“What’s on your digital morning rotation?” he asked.
“Digital morning what?” I replied, dumbfounded.
“Digital morning rotation,” he repeated. “The first few apps or websites you check every morning.”
I’m definitely not the sort of person who has a “digital morning rotation,” I was about to blurt out indignantly.
But in the split second before I opened my mouth, I realized I’d be lying.
I did, in fact, have a digital morning rotation. Every morning, I’d check Instagram, Facebook, my favorite news website, and my favorite sports website—before I even had my morning coffee.
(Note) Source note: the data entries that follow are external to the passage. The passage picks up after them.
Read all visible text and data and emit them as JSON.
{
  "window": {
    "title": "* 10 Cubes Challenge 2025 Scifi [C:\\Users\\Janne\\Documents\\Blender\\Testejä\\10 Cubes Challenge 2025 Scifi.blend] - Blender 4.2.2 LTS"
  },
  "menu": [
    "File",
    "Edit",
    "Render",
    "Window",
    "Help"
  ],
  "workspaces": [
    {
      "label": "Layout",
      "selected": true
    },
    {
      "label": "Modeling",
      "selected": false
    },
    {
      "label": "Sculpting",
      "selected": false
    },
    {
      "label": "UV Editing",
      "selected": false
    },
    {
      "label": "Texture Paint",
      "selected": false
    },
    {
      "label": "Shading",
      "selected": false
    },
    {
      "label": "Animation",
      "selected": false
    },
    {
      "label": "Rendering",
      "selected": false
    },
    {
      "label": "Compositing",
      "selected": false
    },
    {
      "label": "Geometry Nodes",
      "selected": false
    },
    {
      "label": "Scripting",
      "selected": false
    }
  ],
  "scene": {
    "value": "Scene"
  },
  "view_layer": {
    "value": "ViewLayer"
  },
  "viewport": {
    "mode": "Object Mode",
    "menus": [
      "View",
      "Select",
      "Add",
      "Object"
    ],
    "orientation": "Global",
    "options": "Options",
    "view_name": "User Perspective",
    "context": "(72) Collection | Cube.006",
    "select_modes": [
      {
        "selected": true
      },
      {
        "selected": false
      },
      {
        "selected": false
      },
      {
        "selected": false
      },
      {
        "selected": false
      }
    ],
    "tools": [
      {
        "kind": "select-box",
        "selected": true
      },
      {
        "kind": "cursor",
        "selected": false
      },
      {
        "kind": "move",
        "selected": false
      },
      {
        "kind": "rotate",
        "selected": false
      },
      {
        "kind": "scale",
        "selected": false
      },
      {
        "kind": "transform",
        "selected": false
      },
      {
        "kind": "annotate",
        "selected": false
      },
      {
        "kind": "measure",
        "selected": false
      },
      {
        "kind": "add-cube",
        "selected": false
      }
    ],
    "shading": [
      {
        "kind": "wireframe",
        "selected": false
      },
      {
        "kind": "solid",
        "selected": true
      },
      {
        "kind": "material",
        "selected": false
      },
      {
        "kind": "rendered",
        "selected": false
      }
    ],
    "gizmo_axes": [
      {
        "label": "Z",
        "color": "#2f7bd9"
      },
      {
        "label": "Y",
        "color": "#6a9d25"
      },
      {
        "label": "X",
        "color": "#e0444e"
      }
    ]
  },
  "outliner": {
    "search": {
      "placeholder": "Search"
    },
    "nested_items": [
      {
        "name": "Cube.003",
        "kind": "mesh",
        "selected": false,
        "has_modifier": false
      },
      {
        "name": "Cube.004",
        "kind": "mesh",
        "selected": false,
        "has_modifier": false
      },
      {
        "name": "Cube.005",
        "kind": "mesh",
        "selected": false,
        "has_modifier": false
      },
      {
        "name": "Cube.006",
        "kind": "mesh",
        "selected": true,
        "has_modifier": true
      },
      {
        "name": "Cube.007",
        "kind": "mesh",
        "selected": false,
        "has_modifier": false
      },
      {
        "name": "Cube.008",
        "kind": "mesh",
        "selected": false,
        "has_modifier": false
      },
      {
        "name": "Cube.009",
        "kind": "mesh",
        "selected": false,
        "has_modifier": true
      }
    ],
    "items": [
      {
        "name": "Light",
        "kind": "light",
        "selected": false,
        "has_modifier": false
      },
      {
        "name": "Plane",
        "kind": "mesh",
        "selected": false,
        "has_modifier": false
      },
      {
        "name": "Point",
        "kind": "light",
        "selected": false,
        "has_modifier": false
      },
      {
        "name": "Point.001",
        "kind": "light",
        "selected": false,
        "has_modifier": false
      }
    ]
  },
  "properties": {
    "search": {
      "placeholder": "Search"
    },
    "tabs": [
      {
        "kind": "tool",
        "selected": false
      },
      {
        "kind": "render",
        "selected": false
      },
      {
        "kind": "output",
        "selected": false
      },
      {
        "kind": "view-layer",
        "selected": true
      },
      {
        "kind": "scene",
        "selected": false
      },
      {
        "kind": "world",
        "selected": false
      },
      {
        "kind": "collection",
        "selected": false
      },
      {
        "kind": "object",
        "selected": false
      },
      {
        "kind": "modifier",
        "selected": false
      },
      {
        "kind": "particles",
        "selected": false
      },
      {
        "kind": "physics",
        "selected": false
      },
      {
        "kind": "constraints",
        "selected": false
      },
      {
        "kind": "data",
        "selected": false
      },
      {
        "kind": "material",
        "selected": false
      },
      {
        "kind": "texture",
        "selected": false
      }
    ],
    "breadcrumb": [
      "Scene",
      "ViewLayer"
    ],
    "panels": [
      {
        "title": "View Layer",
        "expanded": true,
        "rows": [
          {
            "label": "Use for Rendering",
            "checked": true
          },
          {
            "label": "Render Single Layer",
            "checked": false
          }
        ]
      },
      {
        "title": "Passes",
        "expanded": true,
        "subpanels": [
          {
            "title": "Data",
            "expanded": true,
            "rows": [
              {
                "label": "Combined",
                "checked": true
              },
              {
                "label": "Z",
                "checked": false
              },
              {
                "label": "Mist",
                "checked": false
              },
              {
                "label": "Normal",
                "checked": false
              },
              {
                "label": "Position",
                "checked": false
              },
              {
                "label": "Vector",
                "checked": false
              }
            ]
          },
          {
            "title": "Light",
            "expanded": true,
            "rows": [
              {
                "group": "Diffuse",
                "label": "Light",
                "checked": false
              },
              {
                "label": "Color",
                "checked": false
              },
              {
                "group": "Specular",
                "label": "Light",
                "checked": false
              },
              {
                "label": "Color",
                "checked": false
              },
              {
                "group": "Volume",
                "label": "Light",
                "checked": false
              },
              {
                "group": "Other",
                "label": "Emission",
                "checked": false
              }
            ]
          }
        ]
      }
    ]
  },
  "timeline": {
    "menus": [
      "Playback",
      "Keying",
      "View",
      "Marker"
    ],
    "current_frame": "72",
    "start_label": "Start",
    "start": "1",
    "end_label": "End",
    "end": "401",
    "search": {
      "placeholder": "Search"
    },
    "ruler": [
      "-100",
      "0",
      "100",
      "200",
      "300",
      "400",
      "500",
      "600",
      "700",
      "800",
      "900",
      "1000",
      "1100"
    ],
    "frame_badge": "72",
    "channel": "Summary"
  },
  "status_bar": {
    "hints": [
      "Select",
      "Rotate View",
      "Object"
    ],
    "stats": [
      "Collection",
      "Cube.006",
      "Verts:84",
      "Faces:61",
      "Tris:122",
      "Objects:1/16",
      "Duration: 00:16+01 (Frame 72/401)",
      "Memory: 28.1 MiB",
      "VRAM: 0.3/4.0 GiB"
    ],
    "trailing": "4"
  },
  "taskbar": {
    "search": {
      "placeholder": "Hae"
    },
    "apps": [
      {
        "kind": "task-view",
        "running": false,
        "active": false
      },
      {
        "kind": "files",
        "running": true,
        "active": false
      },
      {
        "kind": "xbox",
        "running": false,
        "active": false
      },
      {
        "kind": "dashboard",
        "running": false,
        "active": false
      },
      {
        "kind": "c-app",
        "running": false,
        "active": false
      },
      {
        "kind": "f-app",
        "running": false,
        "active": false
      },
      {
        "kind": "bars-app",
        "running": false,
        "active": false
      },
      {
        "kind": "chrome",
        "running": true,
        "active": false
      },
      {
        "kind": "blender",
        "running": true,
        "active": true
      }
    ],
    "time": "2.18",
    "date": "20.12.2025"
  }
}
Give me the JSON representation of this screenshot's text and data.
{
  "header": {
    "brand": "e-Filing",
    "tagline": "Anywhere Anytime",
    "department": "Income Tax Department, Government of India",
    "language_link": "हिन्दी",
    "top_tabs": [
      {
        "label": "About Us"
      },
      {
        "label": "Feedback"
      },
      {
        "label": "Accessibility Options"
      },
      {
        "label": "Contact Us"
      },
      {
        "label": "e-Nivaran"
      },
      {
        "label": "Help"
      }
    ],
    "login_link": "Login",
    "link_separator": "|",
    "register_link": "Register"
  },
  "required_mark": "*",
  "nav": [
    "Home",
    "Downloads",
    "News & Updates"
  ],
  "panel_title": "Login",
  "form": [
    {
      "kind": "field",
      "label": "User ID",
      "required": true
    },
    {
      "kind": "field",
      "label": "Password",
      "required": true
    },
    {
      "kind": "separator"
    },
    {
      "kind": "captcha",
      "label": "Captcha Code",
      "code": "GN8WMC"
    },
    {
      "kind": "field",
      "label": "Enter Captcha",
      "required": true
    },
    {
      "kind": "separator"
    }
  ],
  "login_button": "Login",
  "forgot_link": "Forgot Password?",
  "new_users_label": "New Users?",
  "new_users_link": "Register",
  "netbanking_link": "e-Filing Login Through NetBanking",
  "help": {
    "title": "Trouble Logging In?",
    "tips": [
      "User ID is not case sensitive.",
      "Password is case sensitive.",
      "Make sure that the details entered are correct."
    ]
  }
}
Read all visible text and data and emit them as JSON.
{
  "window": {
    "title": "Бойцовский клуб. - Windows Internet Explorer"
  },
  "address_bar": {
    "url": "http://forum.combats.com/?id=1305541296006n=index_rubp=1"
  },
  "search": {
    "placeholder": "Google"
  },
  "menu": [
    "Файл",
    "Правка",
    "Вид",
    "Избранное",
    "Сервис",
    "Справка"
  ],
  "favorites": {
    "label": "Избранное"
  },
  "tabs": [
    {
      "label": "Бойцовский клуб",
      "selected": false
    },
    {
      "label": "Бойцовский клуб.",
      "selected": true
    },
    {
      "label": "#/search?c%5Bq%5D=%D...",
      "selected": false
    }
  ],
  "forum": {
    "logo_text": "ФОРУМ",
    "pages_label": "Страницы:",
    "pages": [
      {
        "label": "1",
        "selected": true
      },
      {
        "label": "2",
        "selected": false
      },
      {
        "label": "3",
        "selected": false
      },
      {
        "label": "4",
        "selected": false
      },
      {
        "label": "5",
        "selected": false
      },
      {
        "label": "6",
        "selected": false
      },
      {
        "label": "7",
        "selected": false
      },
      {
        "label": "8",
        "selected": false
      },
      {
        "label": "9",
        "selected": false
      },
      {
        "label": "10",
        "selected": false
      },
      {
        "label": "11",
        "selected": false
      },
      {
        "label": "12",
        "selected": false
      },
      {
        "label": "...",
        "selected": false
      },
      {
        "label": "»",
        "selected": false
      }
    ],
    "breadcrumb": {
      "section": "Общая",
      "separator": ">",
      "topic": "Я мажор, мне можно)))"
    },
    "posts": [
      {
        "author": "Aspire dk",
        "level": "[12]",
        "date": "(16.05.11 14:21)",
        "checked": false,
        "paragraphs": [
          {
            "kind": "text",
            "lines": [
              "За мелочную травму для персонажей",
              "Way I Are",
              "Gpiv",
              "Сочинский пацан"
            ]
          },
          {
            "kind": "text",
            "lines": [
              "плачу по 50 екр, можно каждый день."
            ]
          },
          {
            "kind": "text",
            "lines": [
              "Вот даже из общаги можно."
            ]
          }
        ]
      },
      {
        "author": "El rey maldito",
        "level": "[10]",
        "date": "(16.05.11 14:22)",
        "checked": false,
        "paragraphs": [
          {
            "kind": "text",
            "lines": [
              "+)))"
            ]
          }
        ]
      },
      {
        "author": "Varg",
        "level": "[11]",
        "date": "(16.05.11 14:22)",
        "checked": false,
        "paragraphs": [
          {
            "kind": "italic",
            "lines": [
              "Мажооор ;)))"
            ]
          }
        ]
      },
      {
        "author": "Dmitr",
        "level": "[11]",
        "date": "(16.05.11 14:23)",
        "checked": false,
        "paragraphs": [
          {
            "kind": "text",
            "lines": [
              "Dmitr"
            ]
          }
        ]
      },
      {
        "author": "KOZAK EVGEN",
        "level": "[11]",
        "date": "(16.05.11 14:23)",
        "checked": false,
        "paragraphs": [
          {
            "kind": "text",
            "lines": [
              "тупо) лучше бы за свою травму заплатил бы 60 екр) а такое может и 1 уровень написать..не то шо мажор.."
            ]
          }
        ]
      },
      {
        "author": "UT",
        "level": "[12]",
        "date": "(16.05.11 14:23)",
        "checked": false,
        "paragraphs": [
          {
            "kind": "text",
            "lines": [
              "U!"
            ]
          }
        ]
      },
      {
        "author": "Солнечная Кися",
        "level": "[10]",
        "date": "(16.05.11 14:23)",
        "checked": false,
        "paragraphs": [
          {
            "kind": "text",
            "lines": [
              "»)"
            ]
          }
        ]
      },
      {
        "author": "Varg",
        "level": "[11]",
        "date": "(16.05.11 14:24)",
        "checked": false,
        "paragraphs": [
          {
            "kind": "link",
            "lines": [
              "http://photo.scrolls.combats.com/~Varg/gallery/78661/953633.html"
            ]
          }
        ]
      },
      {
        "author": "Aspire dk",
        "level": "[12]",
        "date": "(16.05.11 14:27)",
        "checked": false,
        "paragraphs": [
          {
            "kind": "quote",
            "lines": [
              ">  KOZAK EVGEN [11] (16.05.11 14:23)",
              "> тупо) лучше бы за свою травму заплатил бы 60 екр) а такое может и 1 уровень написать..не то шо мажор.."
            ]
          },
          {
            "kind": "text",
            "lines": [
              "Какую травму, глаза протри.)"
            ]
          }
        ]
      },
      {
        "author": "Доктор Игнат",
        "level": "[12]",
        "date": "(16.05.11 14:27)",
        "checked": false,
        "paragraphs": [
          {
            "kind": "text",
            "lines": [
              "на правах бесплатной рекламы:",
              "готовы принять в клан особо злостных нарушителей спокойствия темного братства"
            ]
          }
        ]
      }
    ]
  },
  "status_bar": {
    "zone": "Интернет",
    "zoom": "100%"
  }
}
“Your mind will take the shape of what you frequently hold in thought,” Marcus Aurelius wrote, in a prescient statement nearly 2,000 years before the advent of the internet. My morning dose of notifications—delivered drip, drip, drip like an IV into my mind—would morph my brain into the shape of the latest political gossip, transfer rumors for my soccer team, and what everyone and their cousin chose to announce on Facebook and Instagram.
This was the digital equivalent of gorging on a giant bucket of M&Ms for breakfast every morning.
Garbage in, garbage out.
Information is like food. Some of it is toxic. And even what’s healthy can become toxic in high doses. Once ingested, information can wreak havoc on your mind, holding up precious space in an already cluttered environment.
There’s information that’s objectively junk—like who your ex-girlfriend is currently dating, according to her Facebook profile, or what new skin-care regimen January Jones adopted during the quarantine.
And then there’s junk information dressed up as healthy. These are the “breaking news” that conveniently break in predictable cycles. The “hot takes” under clickbait headlines. The op-eds masquerading as unbiased reports designed to inflame our emotions.
We’ve been seduced into believing that we must “stay current” and “keep up with the times.” In a time of great social and political upheaval, information feels very urgent—even though the true emergency is lacking the space to think properly.
Sucking on our digital pacifiers numbs our minds. It keeps us looking at ads. It destroys our creativity by cluttering our mind with “information” we don’t need and focusing our attention on how things are rather than how they could be.
Since that conversation about my digital morning rotation, I significantly cut back on what I consume. I prefer audiobooks over podcasts, books over blog posts, and evergreen articles over breaking news. I also consciously make an effort to create more than I consume.
Before I digest any piece of information, I ask myself—as Marie Kondo might with a pair of socks—does this spark joy? Does this add meaning to my life? Will this help me move the needle on what I’m building?
If the answer is no, it gets tossed, without even being thanked (don’t judge, Marie Kondo).
Here’s the thing: We’re all walking repositories of epiphanies hidden in our subconscious. But those epiphanies remain buried underneath a pile of junk clothes we’ll never wear again.
Decluttering your mind is the key to unlocking those epiphanies that might lead to your next breakthrough.